God complex upon entry... sometimes a call center kind of job is easier. You still deal with derps but they're not right in front of your face. I put in two years at a panera, and one year at an ihop before switching to phone work. Just keep applying to other places... you just have to be in the right place at the right time.


----------



## theghost0991 (Mar 29, 2014)

I am never getting a phone job. No. Work places love to get cheap, broken phonez that are too quiet. So quiet you cannot hear the customer and they get all pissed like its your fault.

I will keep trying for stock room or warehouse positions, even after my parents kick me out until I either get mauled by drug addicts or starve to death.


----------



## RelinquishedHell (Apr 10, 2012)

I tend to just view customers as cranky children, since it's pretty much what they are. You just have to have patience with them and not take anything personally when they are having their temper tantrums.


----------



## natty8 (Sep 25, 2010)

Yes, me too. They talk down to you like you're they're personal slave or something. And if they have a bad day, they think it's ok to vent their anger at you. I especially hate the demanding ones who think food is prepared in 5 minutes or less and think that they are the only customers there.

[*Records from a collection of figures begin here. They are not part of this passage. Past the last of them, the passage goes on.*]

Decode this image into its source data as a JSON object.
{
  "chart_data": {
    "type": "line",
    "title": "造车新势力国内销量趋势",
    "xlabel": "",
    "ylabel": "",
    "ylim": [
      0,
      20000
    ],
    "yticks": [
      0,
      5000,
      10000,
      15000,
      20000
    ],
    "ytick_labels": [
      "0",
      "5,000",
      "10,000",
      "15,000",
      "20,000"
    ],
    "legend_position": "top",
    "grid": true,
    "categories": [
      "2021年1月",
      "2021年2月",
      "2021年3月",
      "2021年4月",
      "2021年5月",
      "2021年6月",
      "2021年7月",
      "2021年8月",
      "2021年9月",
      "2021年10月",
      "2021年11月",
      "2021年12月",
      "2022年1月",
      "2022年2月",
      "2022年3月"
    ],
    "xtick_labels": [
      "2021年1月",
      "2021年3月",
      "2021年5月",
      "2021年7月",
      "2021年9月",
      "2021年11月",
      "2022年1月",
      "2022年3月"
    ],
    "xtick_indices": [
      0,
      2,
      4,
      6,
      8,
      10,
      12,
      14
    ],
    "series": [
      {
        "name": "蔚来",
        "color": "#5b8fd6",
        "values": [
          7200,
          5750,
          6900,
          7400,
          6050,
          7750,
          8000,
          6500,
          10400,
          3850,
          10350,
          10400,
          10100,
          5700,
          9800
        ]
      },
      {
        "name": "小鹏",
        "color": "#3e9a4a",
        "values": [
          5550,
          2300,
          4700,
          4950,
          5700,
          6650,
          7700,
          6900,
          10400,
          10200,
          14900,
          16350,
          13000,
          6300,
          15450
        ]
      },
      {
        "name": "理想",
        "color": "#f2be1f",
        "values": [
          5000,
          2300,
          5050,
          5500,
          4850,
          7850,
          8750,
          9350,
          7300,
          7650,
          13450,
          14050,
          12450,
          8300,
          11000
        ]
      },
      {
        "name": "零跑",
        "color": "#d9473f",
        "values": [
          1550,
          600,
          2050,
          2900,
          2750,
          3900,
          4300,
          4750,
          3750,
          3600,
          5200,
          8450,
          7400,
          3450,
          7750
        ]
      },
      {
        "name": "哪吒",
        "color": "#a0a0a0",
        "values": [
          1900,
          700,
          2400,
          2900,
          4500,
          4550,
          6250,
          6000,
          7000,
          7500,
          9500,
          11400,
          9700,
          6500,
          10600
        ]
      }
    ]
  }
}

I wish I can find other jobs in a position where I don't have to deal with customers, so good luck to you in finding one!


----------



## purechaos (Dec 18, 2013)

Sundays, is the one I never understood when I worked in retail. People would clearly be coming from "CHURCH," and A LOT are verbally abusive, impatient, "entitled", etc. That one always floored me to no return.


----------



## KelsKels (Oct 4, 2011)

Yeah.. every day I dread work because Im afraid I cant handle the customers. Ive been yelled at and disrespected multiple times, so Im afraid of anyone that comes through our door. It sucks.


----------



## theghost0991 (Mar 29, 2014)

Damn. Pretty much everyone here can't find a job away from customers. I am looking for physical labor to pay for college. I want to be a coder.


----------



## angelique (Mar 26, 2012)

Yeah, customers suck. If I have a ****ty customer, I like to remember the fact that they probably just aren't happy with either themselves or something in their life and that's why they act the way they do. Not my problem.


----------



## haggybear (Apr 9, 2014)

I didn't mind customers too much. I couldn't make good small talk to save my life but I always took a small amount of pride in using my knowledge to show them what to do (I worked in a home improvement store). Sometimes the derps made it almost unbearable but they simply wore my patience thin due to their insolence. Honestly some of the people shouldn't even be buying products to work on their house simply for their personal safety, they could be that dumb. I would just grit my teeth and finish helping them and either forget about it or joke about it with co-workers. The latter was easy because everybody at that job could relate to it very well.

A-holes were a-holes. Didn't care about them after done helping them unless they complained to a manager, which never happened to me. But I was very good at dealing with them, even though I wanted to deck them (while I was helping them) a million times and let them lay there on the ground with their thoughts.


----------